Le 29 novembre dernier, une enquête sur le rôle présumé de la France durant le génocide commis contre les Tutsis au Rwanda en 1994 est ouverte. Peu évoquée dans les médias, cette enquête soulève de nombreux fantômes de l'appareil politique français, et affiche une volonté de comprendre ce qu'il s'est réellement passé cette année là de la part de la nouvelle génération.
rwanda
© InconnuLe génocide au Rwanda
En posant un pied au Rwanda, ce que l'on aimerait avant tout retenir, c'est son incroyable paysage qui casse les mythes d'une Afrique désertique, sans verdure, sans nature luxuriante. On est d'abord frappé par ses montagnes et ses collines verdoyantes, ses forêts à n'en plus finir. Et ses routes interminables, qui nous mènent bien souvent nulle part. Mais comment oublier que ce paysage a été le théâtre d'un important massacre à motivation raciale, sous manipulation politique ?

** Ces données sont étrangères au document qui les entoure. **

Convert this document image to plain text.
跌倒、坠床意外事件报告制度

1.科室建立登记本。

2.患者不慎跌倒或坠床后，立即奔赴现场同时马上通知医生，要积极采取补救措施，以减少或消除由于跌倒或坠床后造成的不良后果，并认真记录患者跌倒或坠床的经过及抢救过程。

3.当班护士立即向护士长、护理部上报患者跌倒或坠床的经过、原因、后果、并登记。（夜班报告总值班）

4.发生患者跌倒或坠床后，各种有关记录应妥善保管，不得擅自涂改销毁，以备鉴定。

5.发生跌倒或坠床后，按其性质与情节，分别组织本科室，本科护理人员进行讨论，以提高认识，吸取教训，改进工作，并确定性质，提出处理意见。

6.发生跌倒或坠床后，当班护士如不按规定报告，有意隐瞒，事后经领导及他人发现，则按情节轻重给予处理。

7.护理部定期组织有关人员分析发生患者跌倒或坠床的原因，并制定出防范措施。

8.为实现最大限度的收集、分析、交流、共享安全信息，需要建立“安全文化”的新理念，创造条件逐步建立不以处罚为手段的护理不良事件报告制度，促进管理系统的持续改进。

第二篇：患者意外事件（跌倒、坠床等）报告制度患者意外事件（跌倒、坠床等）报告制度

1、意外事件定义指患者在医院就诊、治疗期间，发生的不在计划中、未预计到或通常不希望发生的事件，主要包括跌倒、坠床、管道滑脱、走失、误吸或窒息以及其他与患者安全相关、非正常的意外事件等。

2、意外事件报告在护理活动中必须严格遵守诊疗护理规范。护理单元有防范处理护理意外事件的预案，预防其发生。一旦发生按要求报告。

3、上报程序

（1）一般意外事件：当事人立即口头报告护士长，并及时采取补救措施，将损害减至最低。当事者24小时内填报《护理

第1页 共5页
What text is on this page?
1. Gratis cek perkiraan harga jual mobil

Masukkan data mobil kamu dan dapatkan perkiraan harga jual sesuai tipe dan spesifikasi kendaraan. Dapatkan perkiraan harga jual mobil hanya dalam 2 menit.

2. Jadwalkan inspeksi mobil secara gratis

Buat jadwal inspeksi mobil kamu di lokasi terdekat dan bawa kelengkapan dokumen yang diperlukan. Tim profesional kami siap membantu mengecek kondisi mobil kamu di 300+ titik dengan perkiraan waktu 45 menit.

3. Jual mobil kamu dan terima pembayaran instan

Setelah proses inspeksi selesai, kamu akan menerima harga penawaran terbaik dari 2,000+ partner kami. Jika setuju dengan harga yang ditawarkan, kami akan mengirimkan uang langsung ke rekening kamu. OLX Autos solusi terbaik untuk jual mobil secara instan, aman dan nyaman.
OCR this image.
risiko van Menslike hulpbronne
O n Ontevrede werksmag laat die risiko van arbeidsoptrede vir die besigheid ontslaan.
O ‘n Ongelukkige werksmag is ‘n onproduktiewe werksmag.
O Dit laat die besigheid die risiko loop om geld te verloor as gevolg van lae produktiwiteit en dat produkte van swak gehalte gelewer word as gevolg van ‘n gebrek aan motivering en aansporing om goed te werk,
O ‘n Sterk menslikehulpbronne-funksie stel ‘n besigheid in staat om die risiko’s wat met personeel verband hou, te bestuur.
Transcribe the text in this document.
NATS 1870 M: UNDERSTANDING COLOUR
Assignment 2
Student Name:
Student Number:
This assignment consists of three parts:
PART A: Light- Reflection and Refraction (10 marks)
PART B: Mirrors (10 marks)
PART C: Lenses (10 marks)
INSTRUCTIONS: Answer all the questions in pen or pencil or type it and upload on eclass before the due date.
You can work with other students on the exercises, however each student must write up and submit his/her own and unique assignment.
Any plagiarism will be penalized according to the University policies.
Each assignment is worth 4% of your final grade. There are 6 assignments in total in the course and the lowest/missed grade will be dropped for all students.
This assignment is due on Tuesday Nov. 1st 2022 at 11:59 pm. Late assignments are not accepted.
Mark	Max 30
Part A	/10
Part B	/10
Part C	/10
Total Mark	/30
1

Le 6 avril 1994, le Président du Rwanda, Juvénal Habyarimana, au pouvoir depuis 1973, est victime d'un attentat contre son avion présidentiel. Cet assassinat politique entraîne, dans la nuit du 6 au 7 avril, le début des massacres en masse des Tutsis. Les bourreaux ? Les Hutus, autre ethnie habitant aussi au Rwanda, animés par une violente propagande raciale anti-tutsi, et qui procèdent à un véritable carnage jusqu'au 17 juillet 1994.

Selon les estimations de l'ONU, on compterait jusqu'à 800 000 victimes, femmes, enfants, hommes, personnes âgées, mais le nombre pourrait bien s'élever à 1 million de morts. Les Inyenzi, les cafards, tels étaient les surnoms attribués aux Tutsis, où l'incitation à la haine était animée par la célèbre Radio des Mille Collines, qui véhiculait la propagande anti-tutsi dans une bonne humeur communicative. Les hommes comme les femmes devenaient les bourreaux de leurs voisins, de leurs élèves, de leur facteur, d'un passant ayant une carte d'identité tutsi.

Le 24 avril 1994, alors que le génocide fait rage, le gouvernement français reçoit pour une visite privée deux représentants du gouvernement génocidaire du Rwanda, Jérôme Bicamumpaka, Ministre des Affaires Étrangères, et Jean Basco Barayagwiza, directeur des affaires politiques et membre de la Radio des Mille collines. Les ministres de l'époque qui accueillent les organisateurs du génocide sont, entre autres, le Premier Ministre de François Mitterrand, Edouard Balladur, et son ministre des affaires étrangères de l'époque, qui le restera jusqu'en 1995, Alain Juppé. Pendant ce temps, le paysage rwandais se remplit rapidement de cadavres, de fosses communes collectives, et les nombreux reporters venus sur place pour couvrir le génocide parlent de cette odeur de mort qui arpentait les chemins de terre et de ce silence accompagnant l'horreur.
Rwanda
© InconnuRwanda, 1994
La France, une responsabilité encore mal assumée

Un silence qui caractérise bien une France passive durant le conflit. Au point que personne aujourd'hui ne sait exactement quel rôle le pays a bien pu jouer dans cet échiquier fratricide. L'enquête désormais relancée depuis le 29 novembre 2016 par Richard Muhumza, procureur général rwandais, remet au goût du jour certaines zones d'ombres soigneusement évitées par le gouvernement français.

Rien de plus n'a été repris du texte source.